Les dirigeants européens viennent de donner le coup d’envoi d’une vaste consultation publique, appelée Conférence sur l’avenir de l’Europe, qui doit permettre dans un an, sur la base des propositions issues des multiples débats organisés dans les vingt-sept Etats membres, de redéfinir les grandes orientations de l’Union. « L’Union européenne doit montrer qu’elle est capable de répondre aux préoccupations et aux aspirations des citoyens », affirment les présidents des trois institutions bruxelloises (Commission, Conseil, Parlement) dans une déclaration commune dont le titre exprime clairement le sens de l’opération : « Dialoguer avec les citoyens pour promouvoir la démocratie ».

Tous les Européens sont donc invités à dire ce qu’ils pensent de la construction européenne, ce qu’ils en attendent et ce qu’il faudrait changer, selon eux, pour qu’elle soit plus conforme à leurs espérances. Il s’agit, a annoncé Emmanuel Macron en lançant l’initiative le 9 mai à Strasbourg, de « prendre le pouls du continent » pour donner à l’Europe « une nouvelle respiration démocratique ». Il est temps, selon les dirigeants de l’Union, de recueillir l’avis des peuples pour mieux les associer au projet européen. « Nous avons tous des rêves personnels quand nous pensons à l’avenir de l’Europe, a souligné la présidente de la Commission, Ursula von der Leyen. Aujourd’hui nous voulons entendre parler de l’Europe dont rêvent nos citoyens ».

N’en déplaise à Mme von der Leyen, il n’est pas sûr que l’Europe fasse beaucoup rêver les citoyens du Vieux Continent. Mais il n’est pas inutile de se demander pourquoi elle continue d’inspirer à un grand nombre d’entre eux une sourde méfiance. Le grand exercice de démocratie participative auquel ils sont conviés peut aider à comprendre la mauvaise image dont pâtit l’Union dans une grande partie des opinions publiques et à reconstruire, à travers les discussions autour du modèle européen, une idée de l’Europe un peu plus enthousiasmante. « Tous les pays qui n’ont pas de légende sont condamnés à mourir de froid », a dit Emmanuel Macron en citant le poète Patrice de la Tour du Pin. Seul un récit partagé pourrait réchauffer l’Europe.
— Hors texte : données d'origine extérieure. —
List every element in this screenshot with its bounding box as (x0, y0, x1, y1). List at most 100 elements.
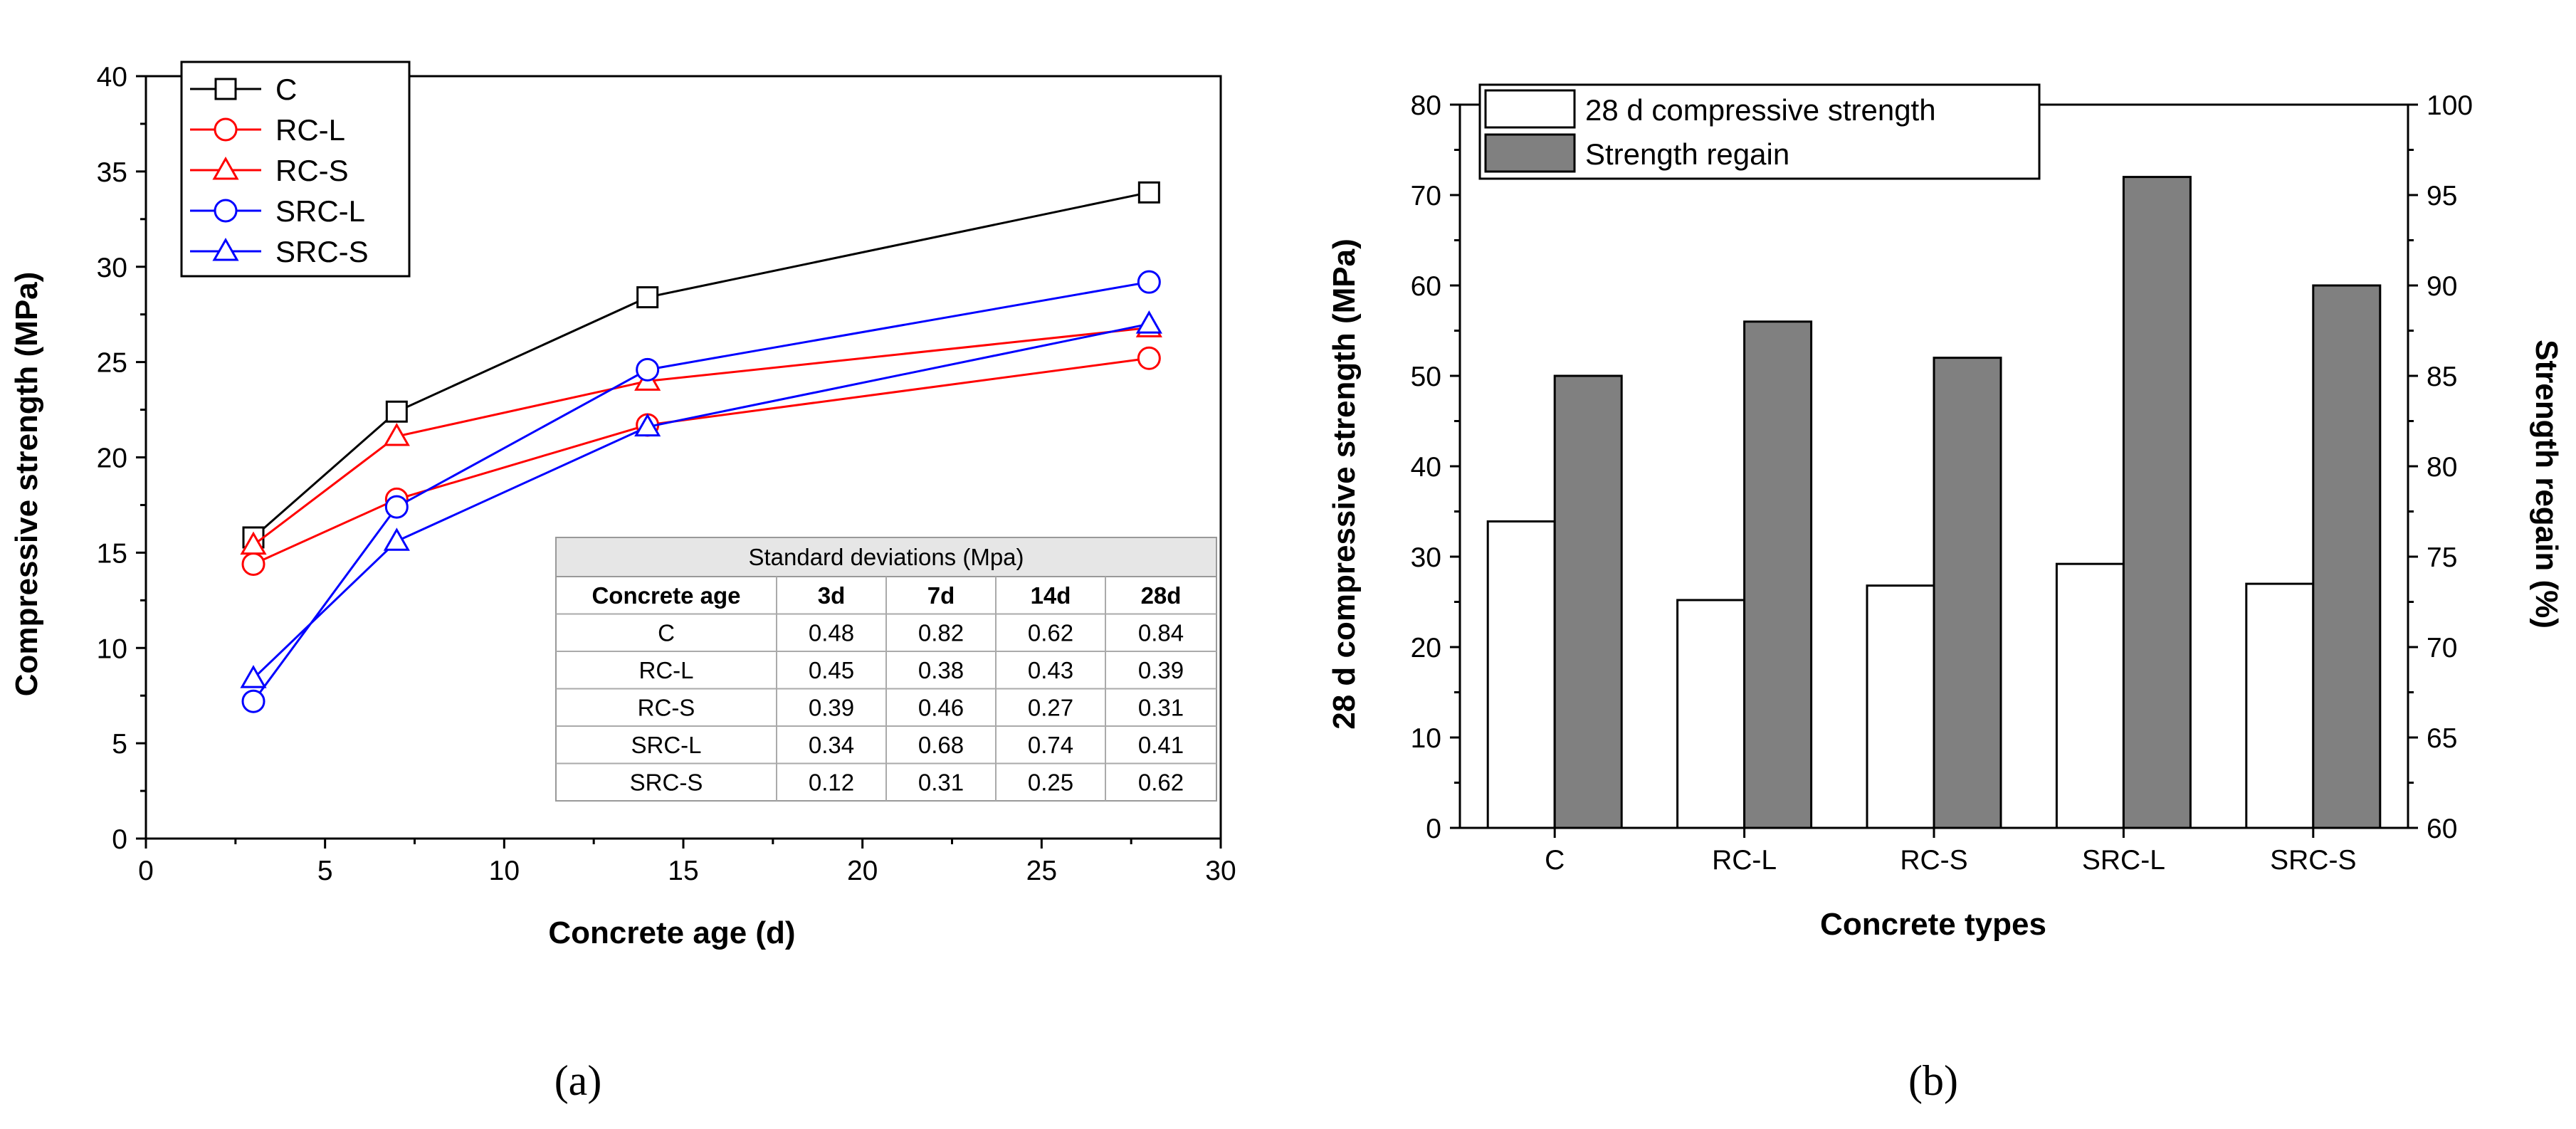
a-legend-marker-C (214, 78, 237, 100)
a-table-cell: 0.39 (1138, 657, 1184, 683)
b-y2-tick-label: 65 (2427, 723, 2457, 754)
b-y2-tick-label: 70 (2427, 633, 2457, 663)
a-y-tick-label: 30 (97, 253, 127, 283)
b-legend-swatch (1484, 89, 1576, 129)
b-legend-label: Strength regain (1585, 137, 1789, 171)
a-table-header-cell: 7d (927, 582, 955, 609)
a-data-point-SRC-L (241, 689, 266, 713)
a-data-point-C (385, 400, 408, 423)
a-table-cell: SRC-L (631, 732, 701, 758)
a-data-point-SRC-L (384, 495, 409, 519)
a-x-tick-label: 20 (847, 856, 878, 886)
b-bar-strength (1676, 599, 1746, 829)
a-panel-caption: (a) (554, 1057, 602, 1104)
a-table-cell: SRC-S (630, 770, 703, 796)
a-table-cell: 0.82 (918, 620, 964, 646)
b-y-tick-label: 50 (1411, 362, 1441, 392)
a-table-title: Standard deviations (Mpa) (748, 544, 1024, 570)
a-x-tick-label: 5 (317, 856, 333, 886)
b-bar-strength (1866, 584, 1935, 829)
a-table-cell: 0.27 (1028, 695, 1073, 721)
a-legend-label: C (275, 73, 297, 106)
b-x-tick-label: C (1545, 845, 1565, 876)
b-bar-strength (1486, 520, 1556, 829)
b-y-tick-label: 40 (1411, 452, 1441, 483)
b-bar-regain (1553, 374, 1623, 829)
a-table-cell: 0.41 (1138, 732, 1184, 758)
a-y-tick-label: 15 (97, 538, 127, 569)
a-table-cell: RC-S (638, 695, 695, 721)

On peut se montrer sceptique sur l’efficacité de cette ambitieuse introspection européenne, malgré le lyrisme du président français. On peut s’inquiéter notamment des effets de l’habituelle langue de bois européenne, qui rebute les meilleures volontés, et redouter que les échanges, loin d’atteindre la « majorité silencieuse », comme le souhaite Mme von der Leyen, se limitent, comme c’est souvent le cas, au petit cercle des amis de l’Europe. Tout dépendra de la façon dont seront organisés les débats, sous la présidence des institutions européennes, et surtout des enseignements qui en seront tirés, le moment venu, pour « réformer l’Europe », comme l’a promis Emmanuel Macron. Mais il faut au moins saluer cet appel au peuple par-delà les pesanteurs traditionnelles de la machine européenne.

Ce n’est pas la première fois que l’UE s’interroge sur son futur. La Convention sur l’avenir de l’Europe, au début des années 2000, placée sous la
présidence de Valéry Giscard d’Estaing, avait ainsi tenté de remettre en chantier la construction européenne. L’entreprise s’était achevée douloureusement par le rejet du projet de Constitution européenne en France et aux Pays-Bas. Mais à la différence de la Conférence que viennent de lancer les Européens, la Convention s’adressait aux seuls spécialistes des questions communautaires, élus nationaux ou européens, et non aux citoyens ordinaires. La Conférence invite près de 450 millions de personnes à s’exprimer sur l’Europe. Le pari est loin d’être gagné. Mais c’est par le choc des idées et le brassage des expériences que se créera peut-être une société européenne, portée par une culture commune.